Talking to Your Teen About Drinking

Realize The Need For A Talk About Drinking

Many parents find talking to their kids about certain topics to be difficult, especially with older children who are about ready to go to college. This includes alcohol consumption but more particularly, alcohol abuse and the effects of alcoholism. Your child may try to avoid the discussion, and you may be unsure of how to proceed. However, considering the damage alcohol can do – even when consumed legally – it’s a necessary conversation. Don’t forget, your silence on this matter speaks volumes.

Parents who avoid explaining why avoiding alcohol is a good thing are indirectly influencing their children, even if they don’t realize it. College-bound students are especially at risk since binge-drinking is common. Here is a guide to help you have that difficult chat your child needs to learn from.

Unfortunately, many parents think their children are immune to substance abuse, only to find out later how disastrously wrong this kind of thinking is. The facts show that children begin exploring things like alcohol consumption much sooner than most parents realize. Most children at least 6 years of age believe that alcohol is for adults, but that changes fast.

Kids who are 9 to 12 years old see alcohol as a temptation – something that will make them seem grown up to their peers. In fact, some children consume their first alcoholic drink at the age of 9. Approximately 10% of children 12 years of age report trying alcohol, with that number skyrocketing to 50% by 15 years of age. Consider those numbers and this statistic: almost 80% of kids believe parents should set rules regarding children drinking alcohol. The need is clear, and the children are saying they want you to talk to them.

Plan It Out

A good plan toward approaching the topic is necessary to avoid having a negative impact. To make sure you and your child have the best conversation possible, do your homework, plan what you want to talk about, and create an outline to help you keep on track.

Be Informed

If you want your child to take you seriously, do your research. This means knowing the facts on alcohol consumption, understanding why people do it, what long-term effects might result, how alcohol impacts the body and their mental health, having statistics on the risks, and making the data available. You’re having a discussion with a person who believes he or she knows everything already. Arguing with your child won’t get you far.

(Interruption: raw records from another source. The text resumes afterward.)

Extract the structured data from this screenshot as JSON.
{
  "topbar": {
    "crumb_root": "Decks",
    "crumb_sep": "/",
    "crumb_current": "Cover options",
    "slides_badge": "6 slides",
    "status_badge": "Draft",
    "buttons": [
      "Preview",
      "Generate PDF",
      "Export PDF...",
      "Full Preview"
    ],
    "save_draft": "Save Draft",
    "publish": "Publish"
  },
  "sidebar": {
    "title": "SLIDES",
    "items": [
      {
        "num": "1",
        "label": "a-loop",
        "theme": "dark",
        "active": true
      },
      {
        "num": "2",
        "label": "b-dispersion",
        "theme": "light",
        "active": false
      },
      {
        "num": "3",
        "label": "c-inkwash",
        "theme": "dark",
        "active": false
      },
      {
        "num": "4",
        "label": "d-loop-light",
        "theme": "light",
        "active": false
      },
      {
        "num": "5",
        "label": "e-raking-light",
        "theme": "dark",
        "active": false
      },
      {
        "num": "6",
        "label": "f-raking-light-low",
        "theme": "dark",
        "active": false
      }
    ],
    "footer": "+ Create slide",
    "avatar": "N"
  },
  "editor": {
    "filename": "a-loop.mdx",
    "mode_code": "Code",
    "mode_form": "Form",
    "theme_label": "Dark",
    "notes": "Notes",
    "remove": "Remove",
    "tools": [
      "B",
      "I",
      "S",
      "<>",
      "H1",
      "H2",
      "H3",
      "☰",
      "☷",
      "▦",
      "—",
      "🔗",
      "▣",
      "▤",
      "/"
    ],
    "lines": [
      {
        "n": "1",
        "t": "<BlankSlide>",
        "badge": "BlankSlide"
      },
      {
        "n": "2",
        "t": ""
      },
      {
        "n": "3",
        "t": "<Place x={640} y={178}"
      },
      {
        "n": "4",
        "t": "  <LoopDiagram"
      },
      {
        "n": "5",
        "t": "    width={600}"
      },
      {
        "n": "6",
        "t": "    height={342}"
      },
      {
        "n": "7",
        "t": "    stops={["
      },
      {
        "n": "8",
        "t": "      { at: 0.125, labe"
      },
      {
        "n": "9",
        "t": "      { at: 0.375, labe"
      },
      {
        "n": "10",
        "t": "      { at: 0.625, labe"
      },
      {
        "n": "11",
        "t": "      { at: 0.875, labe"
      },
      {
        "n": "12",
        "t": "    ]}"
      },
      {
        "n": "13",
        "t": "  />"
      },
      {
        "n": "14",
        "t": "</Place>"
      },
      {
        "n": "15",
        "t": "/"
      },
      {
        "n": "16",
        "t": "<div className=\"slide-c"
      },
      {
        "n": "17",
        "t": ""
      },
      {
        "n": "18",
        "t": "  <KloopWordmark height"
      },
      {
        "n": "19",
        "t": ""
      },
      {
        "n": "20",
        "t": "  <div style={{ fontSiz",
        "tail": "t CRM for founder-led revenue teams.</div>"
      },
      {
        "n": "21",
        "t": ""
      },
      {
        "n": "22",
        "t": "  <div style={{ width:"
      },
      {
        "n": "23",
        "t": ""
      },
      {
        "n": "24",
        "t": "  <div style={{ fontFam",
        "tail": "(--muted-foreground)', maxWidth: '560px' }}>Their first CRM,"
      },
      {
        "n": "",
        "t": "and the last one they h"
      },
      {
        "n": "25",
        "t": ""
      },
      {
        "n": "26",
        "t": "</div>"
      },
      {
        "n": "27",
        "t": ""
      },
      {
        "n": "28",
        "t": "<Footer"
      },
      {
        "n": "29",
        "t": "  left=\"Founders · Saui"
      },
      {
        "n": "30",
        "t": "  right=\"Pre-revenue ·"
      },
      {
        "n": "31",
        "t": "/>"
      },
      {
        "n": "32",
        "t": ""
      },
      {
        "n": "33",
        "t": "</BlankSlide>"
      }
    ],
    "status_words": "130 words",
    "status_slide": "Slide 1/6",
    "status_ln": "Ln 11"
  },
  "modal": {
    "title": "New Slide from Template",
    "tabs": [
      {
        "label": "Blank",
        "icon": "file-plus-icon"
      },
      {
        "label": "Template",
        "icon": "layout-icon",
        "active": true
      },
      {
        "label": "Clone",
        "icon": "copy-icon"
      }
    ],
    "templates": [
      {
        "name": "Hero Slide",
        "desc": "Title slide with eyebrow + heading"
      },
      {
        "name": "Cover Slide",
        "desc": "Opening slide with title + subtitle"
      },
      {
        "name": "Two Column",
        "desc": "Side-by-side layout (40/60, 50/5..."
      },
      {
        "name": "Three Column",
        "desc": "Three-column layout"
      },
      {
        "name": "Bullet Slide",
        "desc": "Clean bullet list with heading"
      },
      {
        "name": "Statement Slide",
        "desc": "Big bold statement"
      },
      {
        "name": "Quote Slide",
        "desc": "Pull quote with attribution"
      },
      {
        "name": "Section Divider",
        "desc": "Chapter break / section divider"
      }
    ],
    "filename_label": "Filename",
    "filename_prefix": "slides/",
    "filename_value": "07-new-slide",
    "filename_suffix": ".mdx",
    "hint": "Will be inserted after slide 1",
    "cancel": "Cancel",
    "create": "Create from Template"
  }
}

If parents want children to understand the long term effects of binge drinking or how alcohol’s effect on young people differs from its effect on adults, you need to show your child information he or she needs. Here is a handy chart you can use as a visual aid:

Infographic from Elevate Rehab

Give your child some time to read through this on their own. When they have questions, try to answer them as honestly and openly as you can, and don’t hold back if they ask personal questions. Having your children see you be vulnerable can be frightening, but it’s a powerful way to grab their attention. Your personal story will go a long way toward helping them accept the data you’re showing them.

Don’t Hold Back

Be completely honest with your child about what is coming. College is a complicated time, with many challenges and pressures. It’s a time of experimentation, when children try out being adults in what is a relatively stable situation. Because of that, the pressure to start drinking goes up, with upwards of 60% of college students drinking alcohol and nearly two-thirds of them taking part in binge drinking. Around 1,830 students in college die each year because of some kind of alcohol related injury. Almost 700,000 students aged 18 to 24 experience assault from a drunk student, and roughly 100,000 students have suffered alcohol-induced sexual assault or date rape.

Converse, Don’t Speechify

First, have a conversation with your child. Don’t just read a speech or quote data points; this shouldn’t be a lecture or a briefing. Allow your children to have their own voice in this discussion if you want them to listen to what you have to say. Second, make the data relatable, and deliver it in a manner they can consume. You know your child better than anyone. Consider how adult children might respond to what you’re saying and take that into account as you prepare. Find ways to engage them without presenting something to fight against.

Choose The Right Time

One final step you should include in your planning is choosing the right time. Don’t pick the day before their trip to college or after a tough exam to bring it up. Make sure it’s a calm day for you, too. The stress is likely to be higher when you’re all busy, leading you to rush the discussion. Choose a time of day where you both have some empty time and can relax for the conversation.

Take It In Chunks

Remember, you don’t need to talk to your child about the entire thing at once. Having discussions about binge drinking and long-term alcohol consumption are complicated. You won’t convince your child in one long meeting.

Play The Long Game

Make the conversation an ongoing thing, one where you show you’re always available to talk more and that you want them to ask questions. Keep in mind that your child is going to find the information from someone; you want that person to be you, but your child won’t come to you if you haven’t made it clear that you are available. Choose a setting and timeframe that won’t try the child’s patience or lead to an argument.

Consider Long-Term Goals

The key to a healthy parent-child relationship lies in conversation: listening and talking to each other.  A parent’s job is difficult, however, the effort put into maintaining a good relationship with your child pays dividends that make the work worth it.